I attempted to unravel the re-emerging allure of the eternal-lived lover. And what better way to do so than by speaking to the men responsible for bringing these characters to life: voice actor Matthew Mercer, who voices Valentine, and the BAFTA-nominated Neil Newbon, the voice of Astarion.
'Who dares disturb my slumber?'
Mercer's opening line in "Final Fantasy VII: Rebirth" is now a fandom legend.
With the deep growl of "Who dares disturb my slumber?" from within the depths of his velvet-lined coffin, longtime "Final Fantasy" fans were introduced to the super-cool, uber-goth gunslinger. (Spoiler alert: Valentine looks like a vampire. But he's not really one in the strictest definition of the term — he just has multiple monstrous forms, and takes long rests in a casket.)
"Vincent is like the dark edge lord of emo sadness on the outside, and then has this kind of burning fire of passion on the inside that begins to kindle as his story revs up," Mercer said. "I've always had a thought in my head of how he would sound. And now I just have a chance to let it out."
I ask him about the fandom's love for vampire-like characters, and he agrees they are so back in the limelight. Mercer also voices a vampire in "The Legend of Vox Machina," an Amazon-backed animated series he created with his friends at Critical Role.

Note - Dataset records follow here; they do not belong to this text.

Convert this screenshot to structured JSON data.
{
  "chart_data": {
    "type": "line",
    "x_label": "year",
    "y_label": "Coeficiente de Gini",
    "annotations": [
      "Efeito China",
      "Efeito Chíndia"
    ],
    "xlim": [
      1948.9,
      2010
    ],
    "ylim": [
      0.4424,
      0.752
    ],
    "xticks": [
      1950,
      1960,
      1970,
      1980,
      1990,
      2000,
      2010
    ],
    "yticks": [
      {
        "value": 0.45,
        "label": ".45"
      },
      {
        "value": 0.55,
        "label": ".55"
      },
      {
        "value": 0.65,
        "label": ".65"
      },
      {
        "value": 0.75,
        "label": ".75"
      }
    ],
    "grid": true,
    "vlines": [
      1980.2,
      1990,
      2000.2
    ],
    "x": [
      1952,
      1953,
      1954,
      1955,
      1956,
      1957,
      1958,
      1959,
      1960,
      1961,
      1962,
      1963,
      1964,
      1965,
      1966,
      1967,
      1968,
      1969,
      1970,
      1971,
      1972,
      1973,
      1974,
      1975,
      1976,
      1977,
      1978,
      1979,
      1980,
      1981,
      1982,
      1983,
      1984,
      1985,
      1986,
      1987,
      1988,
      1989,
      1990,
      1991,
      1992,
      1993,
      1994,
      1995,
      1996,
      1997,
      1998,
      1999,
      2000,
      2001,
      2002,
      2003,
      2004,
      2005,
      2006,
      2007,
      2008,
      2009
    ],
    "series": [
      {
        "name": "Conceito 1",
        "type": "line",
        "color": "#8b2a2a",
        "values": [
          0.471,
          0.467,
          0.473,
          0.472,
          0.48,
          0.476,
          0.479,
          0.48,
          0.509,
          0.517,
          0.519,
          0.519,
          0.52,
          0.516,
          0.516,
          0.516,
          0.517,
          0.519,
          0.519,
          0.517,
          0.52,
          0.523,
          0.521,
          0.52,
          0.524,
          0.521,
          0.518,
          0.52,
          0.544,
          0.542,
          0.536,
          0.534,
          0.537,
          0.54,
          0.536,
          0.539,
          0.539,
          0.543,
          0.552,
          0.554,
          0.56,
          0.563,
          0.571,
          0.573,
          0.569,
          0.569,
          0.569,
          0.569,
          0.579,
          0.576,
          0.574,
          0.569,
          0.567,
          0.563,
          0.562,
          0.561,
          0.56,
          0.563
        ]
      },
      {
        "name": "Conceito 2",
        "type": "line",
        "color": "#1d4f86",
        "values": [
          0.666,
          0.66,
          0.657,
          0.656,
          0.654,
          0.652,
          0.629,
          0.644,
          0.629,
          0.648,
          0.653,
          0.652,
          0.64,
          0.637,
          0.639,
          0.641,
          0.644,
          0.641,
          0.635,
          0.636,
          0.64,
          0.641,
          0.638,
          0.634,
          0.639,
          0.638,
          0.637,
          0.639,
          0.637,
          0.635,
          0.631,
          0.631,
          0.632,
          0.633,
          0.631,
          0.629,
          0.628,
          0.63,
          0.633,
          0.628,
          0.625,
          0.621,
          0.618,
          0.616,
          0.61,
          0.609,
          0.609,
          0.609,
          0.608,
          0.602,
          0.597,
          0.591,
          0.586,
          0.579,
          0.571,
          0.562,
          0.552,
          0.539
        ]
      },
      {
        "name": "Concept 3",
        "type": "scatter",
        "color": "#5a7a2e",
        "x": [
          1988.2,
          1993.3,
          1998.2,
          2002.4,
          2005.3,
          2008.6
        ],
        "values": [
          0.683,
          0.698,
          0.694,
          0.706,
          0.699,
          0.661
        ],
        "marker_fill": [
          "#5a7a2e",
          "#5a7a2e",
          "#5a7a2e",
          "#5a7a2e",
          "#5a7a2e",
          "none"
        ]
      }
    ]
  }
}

"Vincent definitely embodies a lot of the classic fantasy, media-informed kind of antihero protagonist vampires," Mercer said.
He also said he thinks the essence of a vampire's allure — and its tragedy — is that it's "steeped in its own mythology."

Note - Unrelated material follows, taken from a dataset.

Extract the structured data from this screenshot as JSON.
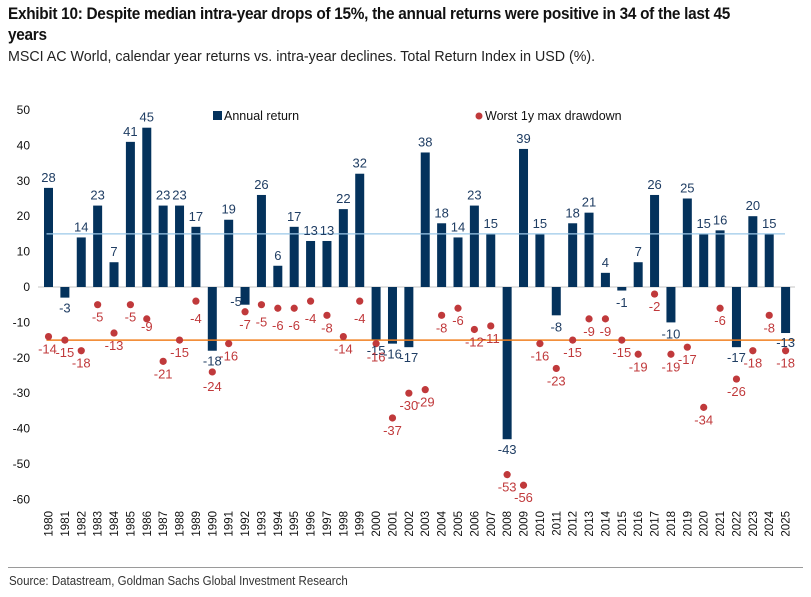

"This is a person who is plucked from the cycle of life, and to subsist and exist is to feast on others," Mercer said. "The very vibe itself is tragic and romantic."
"Vincent very much borrows that aesthetic of 'the monster within,'" he added. "The idea that 'I try to be as good as I can, but there's something dark inside me that I'm ever having to keep at bay.'"
It's also "wild," Mercer says, to be immortalized in a game like "Final Fantasy VII." He told me he grew up with the series, played early versions of the game, and cosplayed characters from it, so clinching this role has been a "white whale" for him.
"Vincent's kind of emerging from his cave, shaking off the dust a little bit, learning how to be social, and coming out of his shell of self-loathing," Mercer said. "Playing that subtle arc and the slow opening of that cold exterior has been a fun journey to explore."
Video games' vampire boyfriends are also a lesson in vulnerability — and navigating trauma
I also caught up with Newbon, who's won multiple accolades for his role as Astarion — a beautiful, 200-something-year-old vampire who's captured the hearts of many a "Baldur's Gate 3" fan.
It was tough to navigate the pain written into Astarion's harrowing vampire-origin story, Newbon told me. Because there are several ways Astarion's character arc can play out based on player choices, Newbon says those who befriend the vampire in-game get to see him "shake off a cloak of caution," and be vulnerable and genuine.
He said he's heard that people relate to Astarion because of how the character survives the trauma of his past — and the player gets to help him through it all and see his tragic tale to its end.
"For a lot of people it has meant that they've been seen, and they don't feel alone in their personal experiences, some of which can be horrific, difficult, and leave a scar," he said.
But an important aspect of the character that likely appeals to people, Newbon said, is his pursuit of freedom.
"Astarion's prime objective is to be free," he said. "I like the idea that people can be free to choose to love who they want and how to live their lives."
And he, like many fans, loves Astarion deeply now — and would play him again in a heartbeat.
"I hope viewers of the work see, too, that there's more underneath the surface of a person than the trope of this decadent, hedonistic, theatrical vampire," Newbon said. "There's a soul worth saving under there, so don't judge a book by its cover."